J'ai en 2011 à la lecture de « Dettes et monnaies de singe » été incité à apporter une pierre à un édifice qui n'était pas encore construit et dont je n'étais pas certain que la première pierre ait été scellée, mais dont un grand nombre de matériaux éparts non encore assemblés constituent l'infrastructure et une partie de l'outillage nécessaire à sa mise en production.

Le constat que cette nouvelle contribution fait de la situation cinq ans après , donne à ma remarque hélas un caractère quasi prémonitoire.

C'est toujours dans le cadre de travaux sur le thème de l'éco-économie et après les engagements de la COP 21 que j'ai eu connaissance de cette nouvelle contribution de M. RODARIE. Les lignes qui vont suivre ont de la même façon pour objet de présenter sous un angle différent ces travaux et ainsi à illustrer et présenter ce que Ilya Prigogine et Isabelle Stengers appellent « l'impossibilité effective d'inverser après un temps long, l'évolution du système, traduit le flux de corrélations qui au cours de ce temps d'évolution se perdent dans une mer de corrélations infiniment multiples et incohérentes. »

Je veux traduire par là que la pertinence de notre connaissance du passé n'est pas assurée,au-delà de l'impossibilité soulignée par Prigogine, dans les phénomènes dynamiques d'accéder de façon certaine à l'information historique des événements. La tendance naturelle de l'homme est de construire une série de raisons vraisemblables pour expliquer et donner une cohérence à l'évolution constatée.
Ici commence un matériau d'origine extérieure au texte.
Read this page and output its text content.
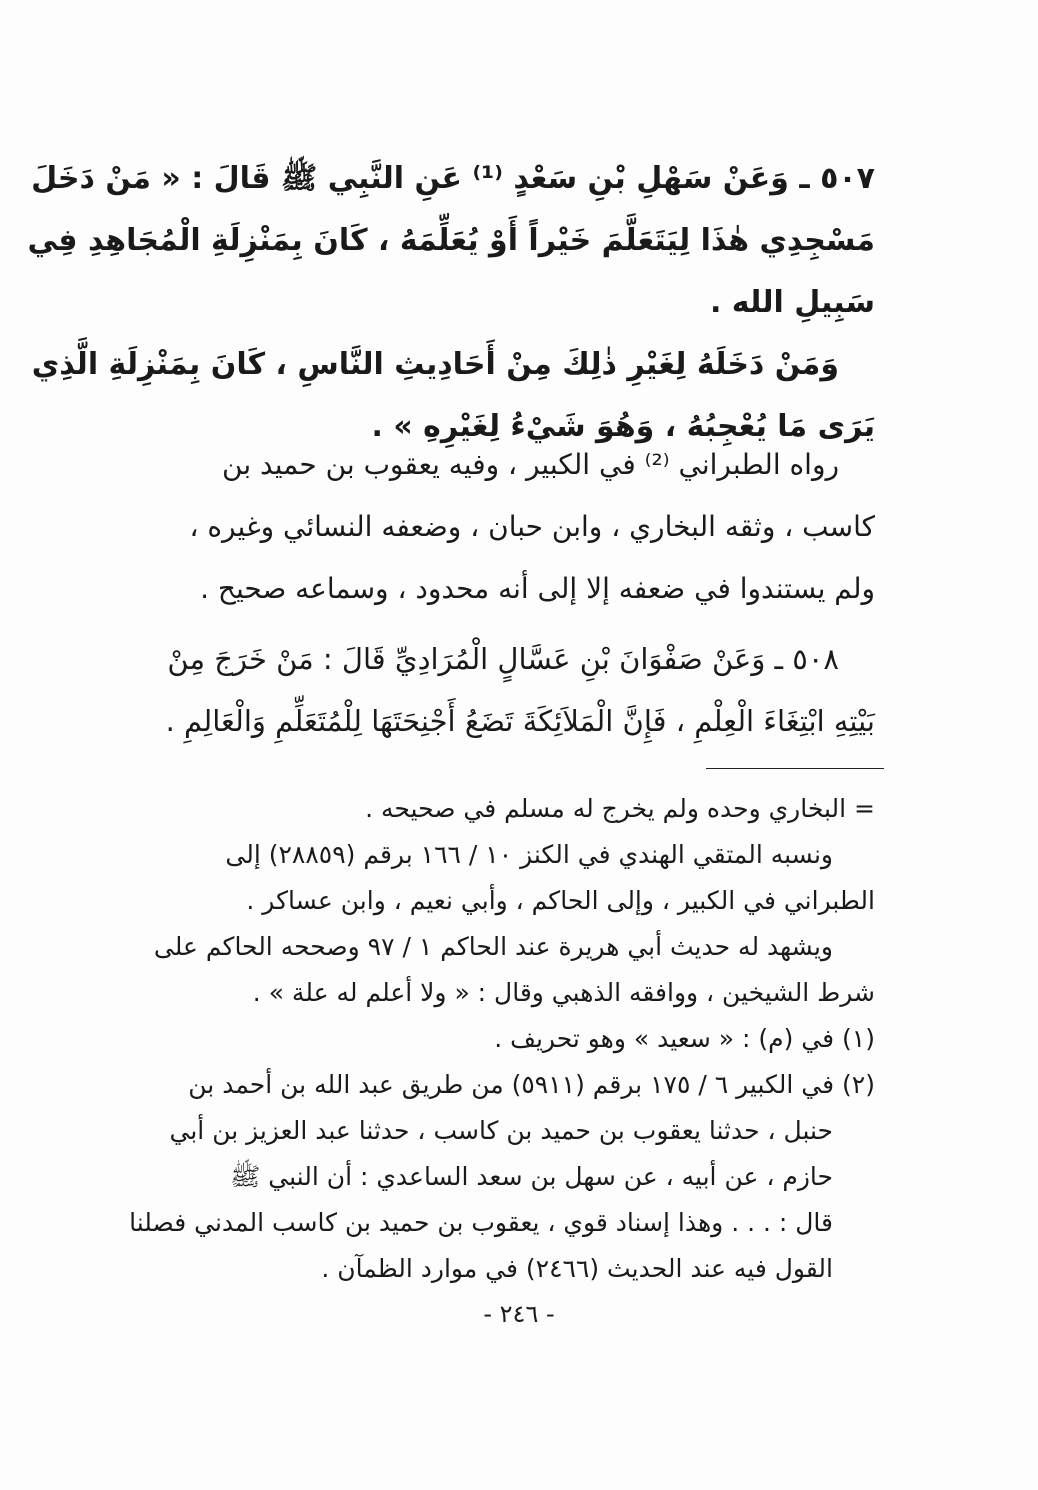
٥٠٧ ـ وَعَنْ سَهْلِ بْنِ سَعْدٍ ⁽¹⁾ عَنِ النَّبِي ﷺ قَالَ : « مَنْ دَخَلَ
مَسْجِدِي هٰذَا لِيَتَعَلَّمَ خَيْراً أَوْ يُعَلِّمَهُ ، كَانَ بِمَنْزِلَةِ الْمُجَاهِدِ فِي
سَبِيلِ الله .
وَمَنْ دَخَلَهُ لِغَيْرِ ذٰلِكَ مِنْ أَحَادِيثِ النَّاسِ ، كَانَ بِمَنْزِلَةِ الَّذِي
يَرَى مَا يُعْجِبُهُ ، وَهُوَ شَيْءُ لِغَيْرِهِ » .
رواه الطبراني ⁽²⁾ في الكبير ، وفيه يعقوب بن حميد بن
كاسب ، وثقه البخاري ، وابن حبان ، وضعفه النسائي وغيره ،
ولم يستندوا في ضعفه إلا إلى أنه محدود ، وسماعه صحيح .
٥٠٨ ـ وَعَنْ صَفْوَانَ بْنِ عَسَّالٍ الْمُرَادِيِّ قَالَ : مَنْ خَرَجَ مِنْ
بَيْتِهِ ابْتِغَاءَ الْعِلْمِ ، فَإِنَّ الْمَلاَئِكَةَ تَضَعُ أَجْنِحَتَهَا لِلْمُتَعَلِّمِ وَالْعَالِمِ .
= البخاري وحده ولم يخرج له مسلم في صحيحه .
ونسبه المتقي الهندي في الكنز ١٠ / ١٦٦ برقم (٢٨٨٥٩) إلى
الطبراني في الكبير ، وإلى الحاكم ، وأبي نعيم ، وابن عساكر .
ويشهد له حديث أبي هريرة عند الحاكم ١ / ٩٧ وصححه الحاكم على
شرط الشيخين ، ووافقه الذهبي وقال : « ولا أعلم له علة » .
(١) في (م) : « سعيد » وهو تحريف .
(٢) في الكبير ٦ / ١٧٥ برقم (٥٩١١) من طريق عبد الله بن أحمد بن
حنبل ، حدثنا يعقوب بن حميد بن كاسب ، حدثنا عبد العزيز بن أبي
حازم ، عن أبيه ، عن سهل بن سعد الساعدي : أن النبي ﷺ
قال : . . . وهذا إسناد قوي ، يعقوب بن حميد بن كاسب المدني فصلنا
القول فيه عند الحديث (٢٤٦٦) في موارد الظمآن .
- ٢٤٦ -
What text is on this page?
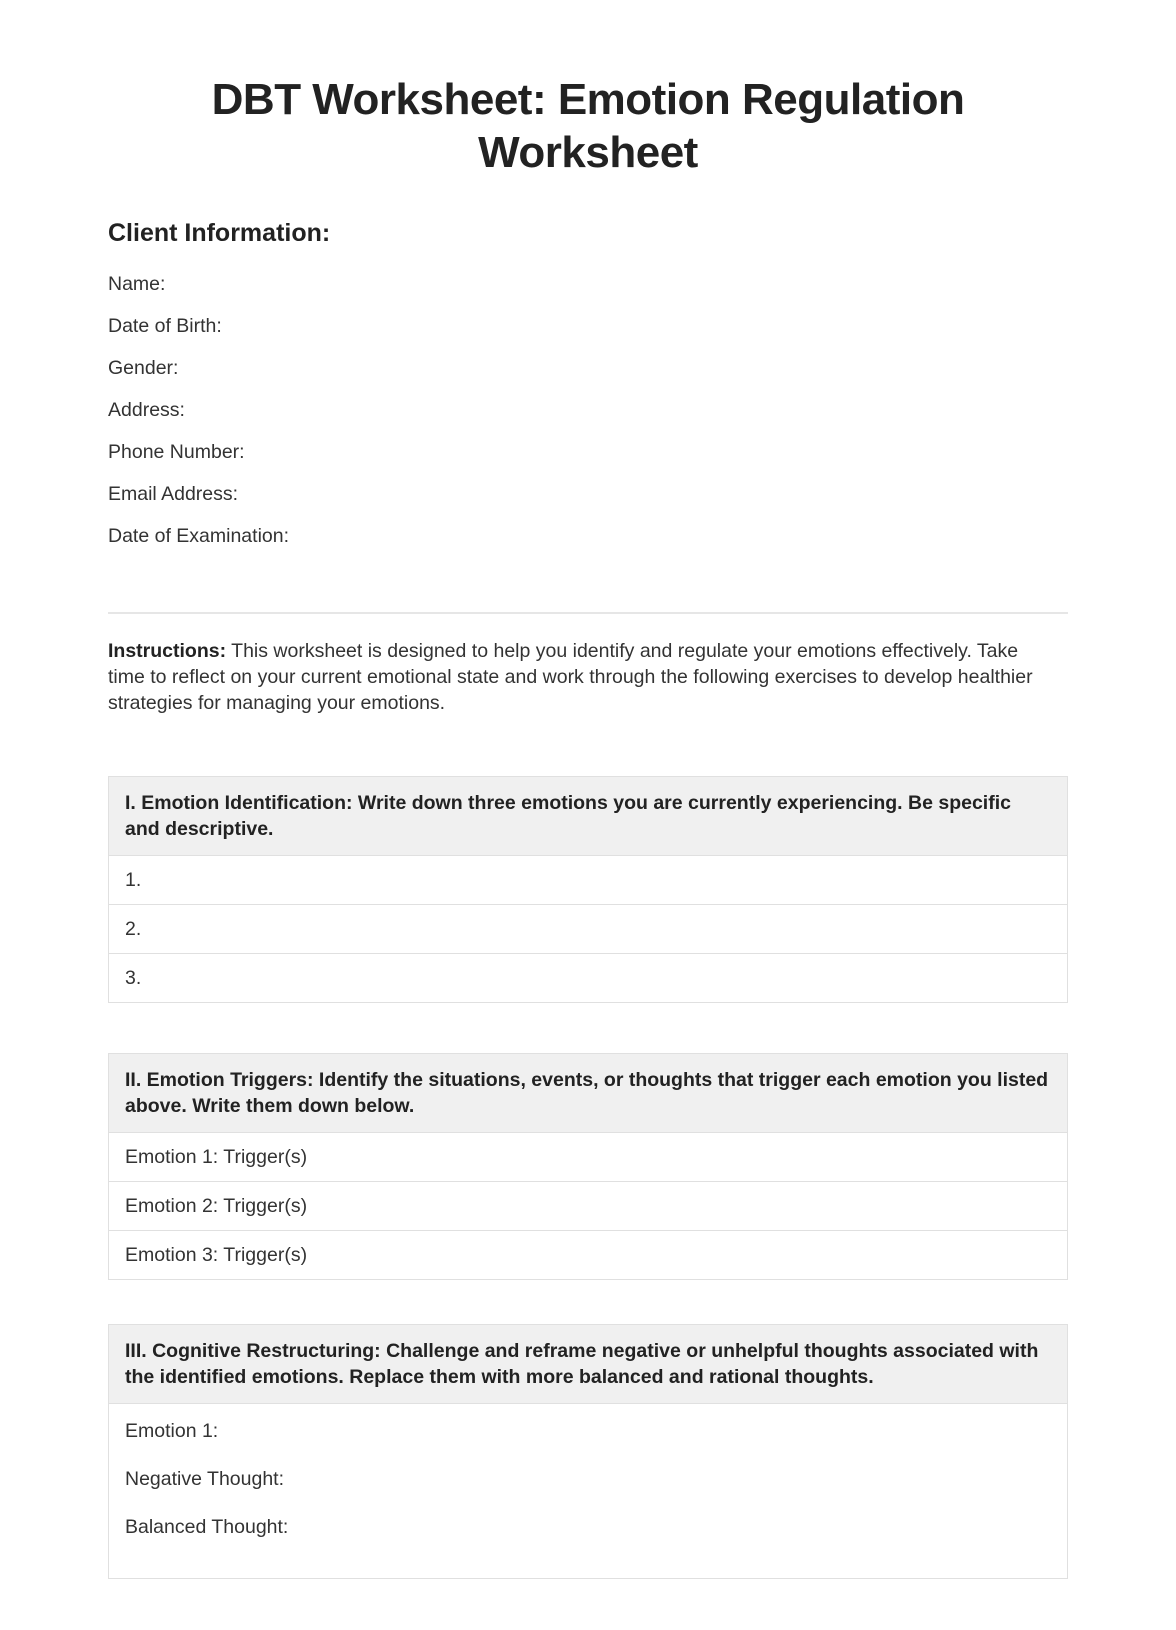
DBT Worksheet: Emotion Regulation Worksheet
Client Information:

Name:

Date of Birth:

Gender:

Address:

Phone Number:

Email Address:

Date of Examination:

Instructions: This worksheet is designed to help you identify and regulate your emotions effectively. Take time to reflect on your current emotional state and work through the following exercises to develop healthier strategies for managing your emotions.

I. Emotion Identification: Write down three emotions you are currently experiencing. Be specific and descriptive.
1.
2.
3.
II. Emotion Triggers: Identify the situations, events, or thoughts that trigger each emotion you listed above. Write them down below.
Emotion 1: Trigger(s)
Emotion 2: Trigger(s)
Emotion 3: Trigger(s)
III. Cognitive Restructuring: Challenge and reframe negative or unhelpful thoughts associated with the identified emotions. Replace them with more balanced and rational thoughts.

Emotion 1:

Negative Thought:

Balanced Thought:
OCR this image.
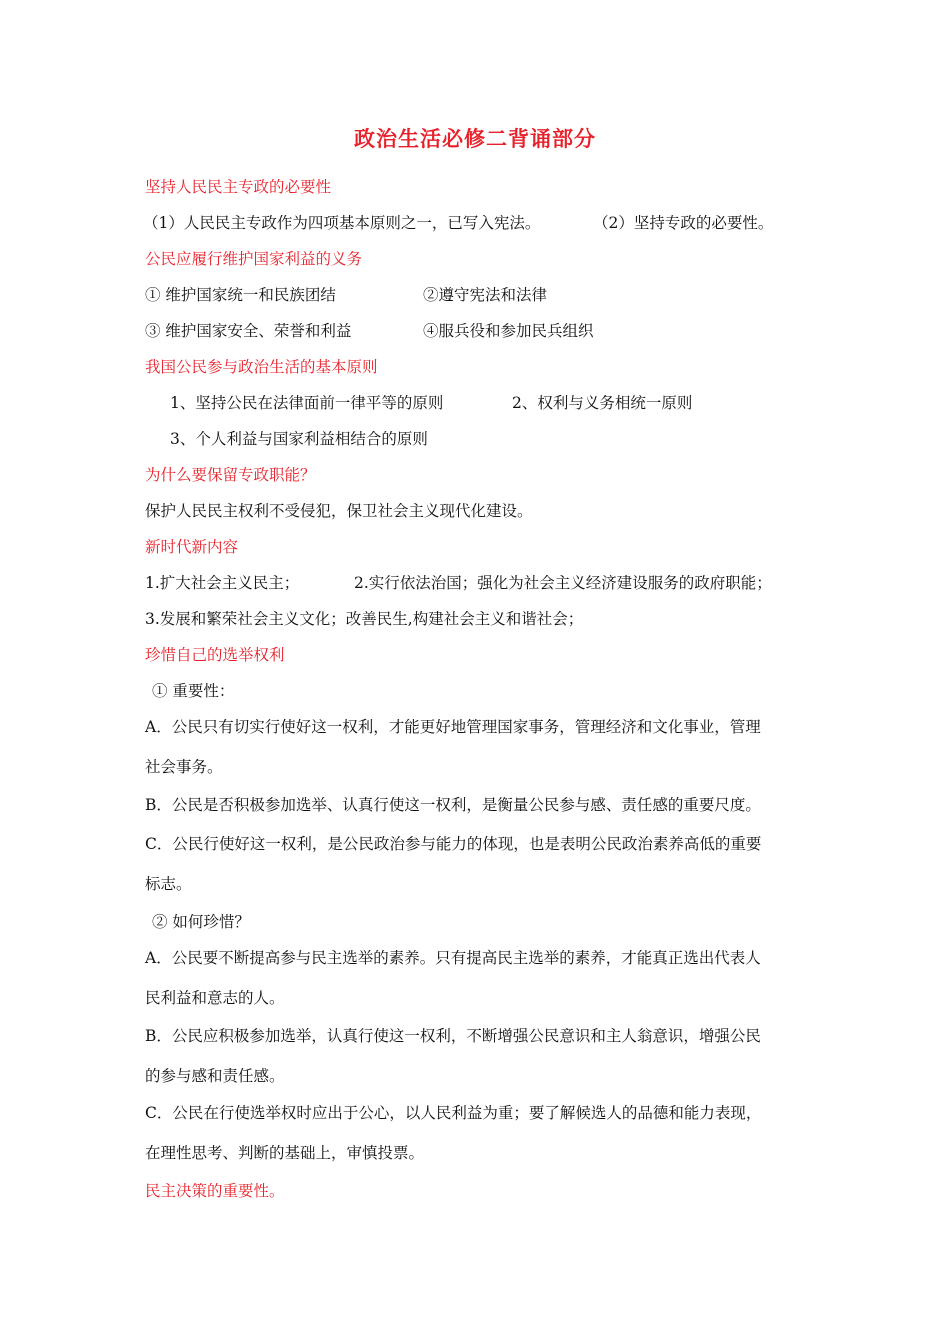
政治生活必修二背诵部分
坚持人民民主专政的必要性
（1）人民民主专政作为四项基本原则之一，已写入宪法。	（2）坚持专政的必要性。
公民应履行维护国家利益的义务
① 维护国家统一和民族团结	②遵守宪法和法律
③ 维护国家安全、荣誉和利益	④服兵役和参加民兵组织
我国公民参与政治生活的基本原则
1、坚持公民在法律面前一律平等的原则	2、权利与义务相统一原则
3、个人利益与国家利益相结合的原则
为什么要保留专政职能？
保护人民民主权利不受侵犯，保卫社会主义现代化建设。
新时代新内容
1.扩大社会主义民主；	2.实行依法治国；强化为社会主义经济建设服务的政府职能；
3.发展和繁荣社会主义文化；改善民生,构建社会主义和谐社会；
珍惜自己的选举权利
① 重要性：
A．公民只有切实行使好这一权利，才能更好地管理国家事务，管理经济和文化事业，管理
社会事务。
B．公民是否积极参加选举、认真行使这一权利，是衡量公民参与感、责任感的重要尺度。
C．公民行使好这一权利，是公民政治参与能力的体现，也是表明公民政治素养高低的重要
标志。
② 如何珍惜？
A．公民要不断提高参与民主选举的素养。只有提高民主选举的素养，才能真正选出代表人
民利益和意志的人。
B．公民应积极参加选举，认真行使这一权利，不断增强公民意识和主人翁意识，增强公民
的参与感和责任感。
C．公民在行使选举权时应出于公心，以人民利益为重；要了解候选人的品德和能力表现，
在理性思考、判断的基础上，审慎投票。
民主决策的重要性。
« Il existe une asymétrie entre le futur et le passé et elle est trop subtile pour que nous la comprenions naturellement. La première conséquence de cette asymétrie est que dans l'esprit des gens la relation entre le passé et le futur ne tire aucun enseignement de la relation entre le passé et le passé antérieur de ce dernier »1

En l’occurrence, sur la bases des mêmes observations, sur une évolution inquiétante de s recherches des gouvernements économiques et politiques d'un mieux dans la gestion de la monnaie et des échanges, on ne parvient qu'à des mesures qui vont dans le sens de l'empilement de moyens de coercition accrus et de plus en plus complexes dont la gestion est de plus en plus coûteuse sans que les effets bénéfiques attendus soient avérés.

Pour ce faire je vais procéder comme précédemment d'une manière inverse à celle utilisée par l'auteur en partant non d'une recherche des fondements conceptuels des déséquilibres monétaires et commerciaux qui caractérisent l'économie mondiale actuelle avec ses conséquences et son lot de problèmes non résolus, mais en tentant de monter la cohérence qui explique l'impossibilité de réformer malgré les publications de plus en plus nombreuses et documentées démontrant les failles conceptuelles à la base du système. Car des rapports de pouvoirs sont à l’œuvre à l'échelle mondiale.

Ils s'exercent d'autant plus durement que le monde fait face à une triple transition :

  1. transition dans la gestion de la valeur

  2. transition dans le développement des savoir faire

  3. transition dans les rapports avec l'environnement.

alors que dans la gestation de la crise les principes fondateurs de l'ordre économique mondial directement inspirés d'une conception qu'un système permanent quasi divin, qui étaient sensés conduire celui-ci après chaque crise à un retour naturel à l'équilibre, n'ont pas fonctionné.

Ceci est illustré dans l'introduction par deux aspects de l'évolution de la manière dont a fonctionne la gestion économique mondiale. La première est la comparaison de la permanence des outils de mesure des risques avec celle des organes directeurs du système soviétique qui malgré des échecs patents n'a pas remis en cause ses principes fondateurs et l'anonymat aveugle des décisions du Comité Central. La second est l'anecdote Jonathan Grubert de novembre 2014 sur la complexité qui, en dissimulant l'objectif de redistribution de revenu, a permis de faire voter la loi sur la couverture sociale aux USA.(Obama Care). On pourrait dans le même style évoquer la loi Dodd Frank et la loi Macron.